According to the release, the HomTex deal comes out of a partnership between the company and the state, as well as Wallace Community College-Selma (WCCS), and will see the manufacturer establish an operation to produce general purpose and U.S. Food and Drug Administration (FDA)-approved surgical and N95 masks.
WCCS will offer an apprenticeship program to allow students to help make masks, which will be distributed across the region and beyond.
“The coronavirus pandemic has clearly demonstrated that our country needs a dependable domestic production pipeline for PPE and Cullman-based HomTex has stepped up to fill a portion of that critical need,” said Alabama Department of Commerce Secretary Greg Canfield. “With its expansion in Cullman and its new growth plans in Selma, HomTex is helping to make Alabama a U.S. hub for the production of PPE. In addition, the company’s new Selma operation will provide an economic boost for the Black Belt region and advance our strategic goal of providing opportunities in Alabama’s rural communities.”
Early in the coronavirus crisis, HomTex – maker of DreamFit sheets, sold directly to furniture and mattress stores, as well as national retail chains, specialty stores and more – shifted production from bed liners to disposable medical-grade masks, as well as reusable, washable cotton masks, at its Cullman plant.
The company secured a contract this fall to provide protective face masks to the federal agency responsible for the operation of the U.S. Capitol Complex in Washington, D.C.

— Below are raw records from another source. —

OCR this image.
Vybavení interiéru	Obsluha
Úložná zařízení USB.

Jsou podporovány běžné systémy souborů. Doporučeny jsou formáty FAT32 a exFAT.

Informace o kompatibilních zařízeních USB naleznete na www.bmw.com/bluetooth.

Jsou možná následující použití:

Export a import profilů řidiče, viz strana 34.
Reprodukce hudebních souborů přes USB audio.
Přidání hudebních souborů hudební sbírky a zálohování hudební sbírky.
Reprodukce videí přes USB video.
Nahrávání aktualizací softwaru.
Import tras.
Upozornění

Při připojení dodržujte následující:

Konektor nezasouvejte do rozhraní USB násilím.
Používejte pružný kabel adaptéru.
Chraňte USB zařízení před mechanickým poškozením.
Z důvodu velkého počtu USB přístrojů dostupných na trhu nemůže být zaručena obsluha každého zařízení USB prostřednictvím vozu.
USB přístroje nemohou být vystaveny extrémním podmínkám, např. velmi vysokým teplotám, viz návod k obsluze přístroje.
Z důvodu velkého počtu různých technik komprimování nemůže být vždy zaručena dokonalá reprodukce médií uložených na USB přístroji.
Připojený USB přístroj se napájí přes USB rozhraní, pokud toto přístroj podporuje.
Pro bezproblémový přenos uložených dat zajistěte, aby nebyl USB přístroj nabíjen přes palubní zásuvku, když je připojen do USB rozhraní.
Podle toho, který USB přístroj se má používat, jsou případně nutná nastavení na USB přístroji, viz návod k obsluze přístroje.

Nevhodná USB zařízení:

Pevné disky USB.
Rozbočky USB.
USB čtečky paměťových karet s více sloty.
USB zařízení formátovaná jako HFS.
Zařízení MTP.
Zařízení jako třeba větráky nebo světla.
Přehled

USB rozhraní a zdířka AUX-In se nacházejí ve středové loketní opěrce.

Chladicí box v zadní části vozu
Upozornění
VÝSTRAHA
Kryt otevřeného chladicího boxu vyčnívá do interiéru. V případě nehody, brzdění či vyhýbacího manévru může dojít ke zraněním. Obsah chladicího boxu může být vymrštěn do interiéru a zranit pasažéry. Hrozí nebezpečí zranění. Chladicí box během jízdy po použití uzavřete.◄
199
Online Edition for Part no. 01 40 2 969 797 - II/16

“We are very honored to be the recipient of COVID-19 Relief Funds from the state of Alabama,” Wootten said in the release. “This second operation will make HomTex one of the largest face masks manufacturers in the USA and we are proud to be manufacturing these products in Cullman and Selma. We very much appreciate the support from Governor Ivey, the State Senators and everyone who made the factory in Selma a reality.”
For her part, Alabama Sen. Malika Sanders-Fortier, D-Selma, called the expansion a “major step” toward providing opportunity to Black Belt residents.
“I must first thank God for these 320 new jobs in the Black Belt of Alabama,” Sanders-Fortier said in the release. I am so appreciative of Governor Ivey’s decision and work to make this happen for the people of the Black Belt. It is a major step in our goal to help people help themselves out of poverty in…my district. I am humbled by the bi-partisan cooperation that made this all possible. This is how we build the Beloved Community. I believe this is a first step that can breathe new hope into the people of the Black Belt for much more economic development to come.”